Pay-to-play politics at its worst:
Interest rates for some small consumer loans would more than double under a bill that cleared the House banking committee Thursday — despite opposition from consumer groups and top commanders of the state’s military bases.
Colonel Sicinski just learned a harsh lesson that many advocates in NC have already learned: If you think you've won a victory changing the hearts and minds of Legislators, you're probably mistaken.
Backers of the bill say small lenders haven’t been able to raise their rates or fees since 1983, meaning they’re working on slim profit margins.
“We’ve been studying this for years. It’s time we provide them with relief,” said Rep. Harold Brubaker, an Asheboro Republican and influential chairman of the Appropriations Committee.
That argument might have carried some weight, if it weren't for this:
“The industry gave its money to the speaker’s team and now the industry’s legislation is moving forward, despite obvious problems. It’s too reminiscent of the pay-to-play system that got Speaker Jim Black in trouble.”

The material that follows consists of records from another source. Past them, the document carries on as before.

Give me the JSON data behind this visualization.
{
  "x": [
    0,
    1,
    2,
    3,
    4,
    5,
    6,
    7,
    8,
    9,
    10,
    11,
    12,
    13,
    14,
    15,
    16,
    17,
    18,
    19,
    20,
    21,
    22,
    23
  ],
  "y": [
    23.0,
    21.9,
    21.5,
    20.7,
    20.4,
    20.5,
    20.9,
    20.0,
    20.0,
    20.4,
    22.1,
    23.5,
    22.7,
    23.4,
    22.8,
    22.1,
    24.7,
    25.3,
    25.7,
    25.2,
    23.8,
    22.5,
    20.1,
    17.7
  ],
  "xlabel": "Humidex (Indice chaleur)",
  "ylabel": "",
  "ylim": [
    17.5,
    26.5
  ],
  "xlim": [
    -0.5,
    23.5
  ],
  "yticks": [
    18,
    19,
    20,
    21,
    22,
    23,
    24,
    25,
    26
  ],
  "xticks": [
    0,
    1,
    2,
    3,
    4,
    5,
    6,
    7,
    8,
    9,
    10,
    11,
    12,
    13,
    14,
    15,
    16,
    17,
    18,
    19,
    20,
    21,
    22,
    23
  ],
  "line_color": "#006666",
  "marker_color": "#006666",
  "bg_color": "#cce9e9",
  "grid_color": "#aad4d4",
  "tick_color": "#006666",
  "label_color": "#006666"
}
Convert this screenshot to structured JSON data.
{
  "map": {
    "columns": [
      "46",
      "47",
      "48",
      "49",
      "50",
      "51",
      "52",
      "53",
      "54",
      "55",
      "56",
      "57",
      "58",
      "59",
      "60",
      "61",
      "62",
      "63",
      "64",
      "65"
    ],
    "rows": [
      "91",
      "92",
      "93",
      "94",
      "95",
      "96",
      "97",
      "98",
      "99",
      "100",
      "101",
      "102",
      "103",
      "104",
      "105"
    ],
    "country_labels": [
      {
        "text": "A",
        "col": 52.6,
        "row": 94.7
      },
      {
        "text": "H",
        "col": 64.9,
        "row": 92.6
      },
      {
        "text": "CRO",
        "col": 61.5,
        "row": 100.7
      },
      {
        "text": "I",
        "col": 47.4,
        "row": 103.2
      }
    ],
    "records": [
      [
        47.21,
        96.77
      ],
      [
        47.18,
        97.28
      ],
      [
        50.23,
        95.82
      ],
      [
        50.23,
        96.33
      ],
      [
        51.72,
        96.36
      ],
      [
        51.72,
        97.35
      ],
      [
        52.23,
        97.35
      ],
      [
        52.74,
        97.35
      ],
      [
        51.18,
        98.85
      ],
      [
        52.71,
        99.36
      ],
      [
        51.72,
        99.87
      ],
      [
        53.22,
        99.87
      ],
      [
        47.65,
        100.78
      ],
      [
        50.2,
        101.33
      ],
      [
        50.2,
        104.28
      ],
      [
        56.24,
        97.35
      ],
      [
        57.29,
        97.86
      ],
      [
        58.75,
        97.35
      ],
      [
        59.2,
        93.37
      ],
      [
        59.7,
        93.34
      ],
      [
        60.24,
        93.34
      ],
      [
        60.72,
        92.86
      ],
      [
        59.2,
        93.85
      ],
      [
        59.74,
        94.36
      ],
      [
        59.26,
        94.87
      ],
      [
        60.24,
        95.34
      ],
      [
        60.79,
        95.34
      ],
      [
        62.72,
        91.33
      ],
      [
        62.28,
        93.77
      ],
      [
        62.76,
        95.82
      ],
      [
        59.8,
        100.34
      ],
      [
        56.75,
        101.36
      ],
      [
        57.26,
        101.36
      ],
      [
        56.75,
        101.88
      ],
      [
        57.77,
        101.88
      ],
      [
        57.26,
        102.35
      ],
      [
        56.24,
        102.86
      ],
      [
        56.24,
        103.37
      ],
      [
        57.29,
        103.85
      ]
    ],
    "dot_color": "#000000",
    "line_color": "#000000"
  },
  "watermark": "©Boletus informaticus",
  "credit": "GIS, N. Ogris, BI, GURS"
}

Hall detailed $140,370 in campaign donations from lenders that make small installment loans and their PACS that went to Republican candidates or campaign funds during the 2010 election cycle.
If they can afford to throw that much money at politicians, methinks the word "slim", as it's used to describe profit margins, is more along the lines of calling a fat guy "Tiny" than it is an actual summary of P&L ledgers.